Der Rechtsmittelwerberin ist zuzustimmen, daß die Schädigung direkt aus der Krankheit drohen muß. Verletzt sich der Kranke bei einem Fluchtversuch, dann kann das aber dennoch ein Indiz für eine Gefährdung durch die psychische Krankheit sein. Wurde der Fluchtversuch von einem Kranken unternommen, der desorientiert ist und herumirrt, und ist die Art des Fluchtversuches nur durch die psychische Krankheit zu erklären, dann kann auch daraus auf eine Gefährdung im Sinne des § Z 1 UbG geschlossen werden. Ob dies für den Versuch zutrifft, sich aus dem Anstaltsfenster abzuseilen, hängt von den konkreten Umständen ab. Im vorliegenden Fall ist diese Frage nicht erheblich, weil die Gefährdung bereits auf Grund der dem Kranken im Straßenverkehr konkret drohenden Unfallgefahr bejaht werden muß.

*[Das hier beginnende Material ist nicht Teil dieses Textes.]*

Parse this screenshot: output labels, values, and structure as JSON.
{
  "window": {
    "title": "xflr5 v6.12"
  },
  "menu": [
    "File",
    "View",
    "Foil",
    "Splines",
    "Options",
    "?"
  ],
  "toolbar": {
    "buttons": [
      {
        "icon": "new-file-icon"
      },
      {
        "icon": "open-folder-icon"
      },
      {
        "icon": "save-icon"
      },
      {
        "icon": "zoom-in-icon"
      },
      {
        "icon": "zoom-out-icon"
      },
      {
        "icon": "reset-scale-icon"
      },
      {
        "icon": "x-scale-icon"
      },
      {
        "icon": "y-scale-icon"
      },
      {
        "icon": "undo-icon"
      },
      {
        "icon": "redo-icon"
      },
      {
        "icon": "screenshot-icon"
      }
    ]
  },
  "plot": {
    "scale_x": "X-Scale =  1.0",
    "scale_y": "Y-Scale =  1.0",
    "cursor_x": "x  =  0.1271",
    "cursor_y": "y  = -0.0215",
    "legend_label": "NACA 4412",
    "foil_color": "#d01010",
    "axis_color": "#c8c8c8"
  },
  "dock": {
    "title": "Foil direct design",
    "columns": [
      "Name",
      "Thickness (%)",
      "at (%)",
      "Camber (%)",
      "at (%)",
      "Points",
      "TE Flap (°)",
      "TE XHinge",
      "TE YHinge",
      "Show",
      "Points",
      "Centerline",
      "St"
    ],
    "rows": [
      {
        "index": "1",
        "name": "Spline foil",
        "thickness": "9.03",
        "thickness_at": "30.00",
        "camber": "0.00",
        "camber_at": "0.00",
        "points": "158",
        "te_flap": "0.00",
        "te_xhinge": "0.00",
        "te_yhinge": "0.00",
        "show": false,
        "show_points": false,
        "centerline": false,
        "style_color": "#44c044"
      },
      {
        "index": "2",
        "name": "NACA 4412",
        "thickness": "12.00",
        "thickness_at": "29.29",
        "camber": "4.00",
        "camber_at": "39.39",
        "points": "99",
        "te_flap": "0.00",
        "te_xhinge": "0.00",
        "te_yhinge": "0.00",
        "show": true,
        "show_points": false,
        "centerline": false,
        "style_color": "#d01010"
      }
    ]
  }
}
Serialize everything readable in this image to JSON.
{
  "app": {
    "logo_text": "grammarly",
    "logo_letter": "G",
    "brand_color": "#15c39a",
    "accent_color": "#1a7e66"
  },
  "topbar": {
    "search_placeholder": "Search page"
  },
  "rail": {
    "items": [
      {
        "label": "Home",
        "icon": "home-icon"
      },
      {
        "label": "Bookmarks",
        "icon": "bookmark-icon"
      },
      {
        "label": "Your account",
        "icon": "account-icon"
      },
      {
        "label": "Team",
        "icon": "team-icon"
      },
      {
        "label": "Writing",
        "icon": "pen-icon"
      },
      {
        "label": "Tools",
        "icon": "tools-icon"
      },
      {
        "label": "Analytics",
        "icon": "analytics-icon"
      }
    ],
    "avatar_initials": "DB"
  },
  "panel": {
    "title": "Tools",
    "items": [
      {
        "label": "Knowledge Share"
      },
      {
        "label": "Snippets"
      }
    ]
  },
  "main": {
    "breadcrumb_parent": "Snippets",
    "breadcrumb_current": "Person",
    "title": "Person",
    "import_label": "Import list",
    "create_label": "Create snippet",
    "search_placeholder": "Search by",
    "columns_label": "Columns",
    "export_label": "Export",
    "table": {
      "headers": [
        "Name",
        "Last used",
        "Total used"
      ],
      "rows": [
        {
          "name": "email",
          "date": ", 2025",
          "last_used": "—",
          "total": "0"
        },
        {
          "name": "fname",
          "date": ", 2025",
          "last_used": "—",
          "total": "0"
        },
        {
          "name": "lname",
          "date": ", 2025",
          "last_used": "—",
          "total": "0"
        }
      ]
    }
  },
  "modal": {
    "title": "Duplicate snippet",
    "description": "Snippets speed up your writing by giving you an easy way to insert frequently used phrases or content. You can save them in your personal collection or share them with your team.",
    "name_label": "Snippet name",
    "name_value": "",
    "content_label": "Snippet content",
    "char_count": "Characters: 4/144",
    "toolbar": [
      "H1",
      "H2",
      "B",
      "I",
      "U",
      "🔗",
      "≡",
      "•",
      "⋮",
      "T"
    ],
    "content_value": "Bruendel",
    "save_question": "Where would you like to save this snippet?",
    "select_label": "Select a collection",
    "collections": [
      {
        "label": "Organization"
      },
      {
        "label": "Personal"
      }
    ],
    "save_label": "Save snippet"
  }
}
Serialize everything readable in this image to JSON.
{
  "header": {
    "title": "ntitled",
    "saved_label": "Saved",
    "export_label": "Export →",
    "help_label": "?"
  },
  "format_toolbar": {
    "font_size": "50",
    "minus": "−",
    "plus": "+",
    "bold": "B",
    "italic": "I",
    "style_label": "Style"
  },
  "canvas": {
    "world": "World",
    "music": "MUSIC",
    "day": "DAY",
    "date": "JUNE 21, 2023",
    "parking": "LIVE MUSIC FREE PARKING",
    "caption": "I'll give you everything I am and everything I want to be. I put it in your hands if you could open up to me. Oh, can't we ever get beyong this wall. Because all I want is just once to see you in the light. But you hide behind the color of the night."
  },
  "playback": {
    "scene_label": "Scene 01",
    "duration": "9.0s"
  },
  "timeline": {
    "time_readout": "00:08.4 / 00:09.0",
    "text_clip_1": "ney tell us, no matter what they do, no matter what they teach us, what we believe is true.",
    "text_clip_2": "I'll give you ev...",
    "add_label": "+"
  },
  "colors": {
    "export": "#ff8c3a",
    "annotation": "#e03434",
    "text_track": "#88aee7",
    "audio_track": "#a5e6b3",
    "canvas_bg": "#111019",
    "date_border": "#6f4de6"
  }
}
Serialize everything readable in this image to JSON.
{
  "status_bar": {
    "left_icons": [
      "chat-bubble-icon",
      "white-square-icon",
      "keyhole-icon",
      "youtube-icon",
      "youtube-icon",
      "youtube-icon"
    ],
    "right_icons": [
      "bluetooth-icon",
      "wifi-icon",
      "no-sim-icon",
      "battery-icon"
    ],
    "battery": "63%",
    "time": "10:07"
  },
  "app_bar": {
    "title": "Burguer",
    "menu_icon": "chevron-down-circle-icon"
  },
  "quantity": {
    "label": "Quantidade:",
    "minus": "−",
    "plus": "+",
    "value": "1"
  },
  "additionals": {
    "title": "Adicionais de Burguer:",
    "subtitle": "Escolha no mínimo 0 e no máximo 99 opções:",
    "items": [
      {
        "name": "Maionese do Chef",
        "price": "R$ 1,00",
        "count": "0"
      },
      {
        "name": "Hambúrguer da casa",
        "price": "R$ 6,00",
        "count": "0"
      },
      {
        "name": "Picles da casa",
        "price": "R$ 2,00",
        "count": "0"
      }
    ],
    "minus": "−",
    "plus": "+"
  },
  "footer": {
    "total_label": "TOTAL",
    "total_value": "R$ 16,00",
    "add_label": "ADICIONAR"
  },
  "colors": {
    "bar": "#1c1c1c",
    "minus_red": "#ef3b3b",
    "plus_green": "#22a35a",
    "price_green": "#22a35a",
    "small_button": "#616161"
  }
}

Die Gefährdung im Sinne des § 3 Z 1 UbG ist nur dann ein Unterbringungsgrund, wenn keine ausreichenden ärztlichen Behandlungs- oder Betreuungsalternativen bestehen. Die Rechtsmittelwerberin verweist in diesem Zusammenhang auf die Aussage der Lebensgefährtin des Kranken, sie könne den Kranken zu Hause pflegen. Das Rekursgericht hat diese Aussage dahin eingeschränkt, daß es sie auf die Zeit nach Behebung des akuten Zustandes bezog. Dem hält die Rechtsmittelwerberin entgegen, daß das Rekursgericht damit eine eindeutige Zeugenaussage umgedeutet habe, ohne irgendwelche weiteren Erhebungen durchzuzführen. Was die Lebensgefährtin "offenbar" tatsächlich gemeint habe, wäre einer Beweisaufnahme zugänglich gewesen.

Eine Beweisaufnahme ist dann notwendig, wenn nicht auf Grund der Lebenserfahrung aus feststehenden Tatsachen eindeutige Schlüsse gezogen werden können. Dragica P***** hat zwar erklärt, sie könne den Kranken zu Hause pflegen; sie hat ihn aber am 21.9.1992, als er die Station verlassen hatte und nach Hause gekommen war, auf die Station zurückgebracht. Auch am 14.9.1992 hat sie den verwirrten und desorientierten Kranken auf die Station begleitet. Dieses Verhalten ist nur dann verständlich, wenn sie sich außerstande sah, Willibald S***** in seinem akuten Krankheitszustand zu Hause zu betreuen. Es macht das Verfahren daher nicht mangelhaft, wenn das Rekursgericht davon abgesehen hat, das Verfahren in diesem Punkt zu ergänzen, wozu es bei unzureichender Tatsachengrundlage verpflichtet gewesen wäre (s. 7 Ob 585/91).

Ist damit aber der verspätete Rekurs sachlich nicht gerechtfertigt, dann kommt seine Berücksichtigung nach § 11 Abs 2 AußStrG nicht in Frage (EvBl 1958/105; RZ 1966, 149; EFSlg 37.270).

Die Entscheidung des Rekursgerichtes steht mit der höchstgerichtlichen Rechtsprechung im Einklang; der dagegen erhobene Revisionsrekurs war als unzulässig zurückzuweisen. Dem zulässigen Revisionsrekurs gegen die Bestätigung des Beschlusses ON 14 war hingegen Folge zu geben.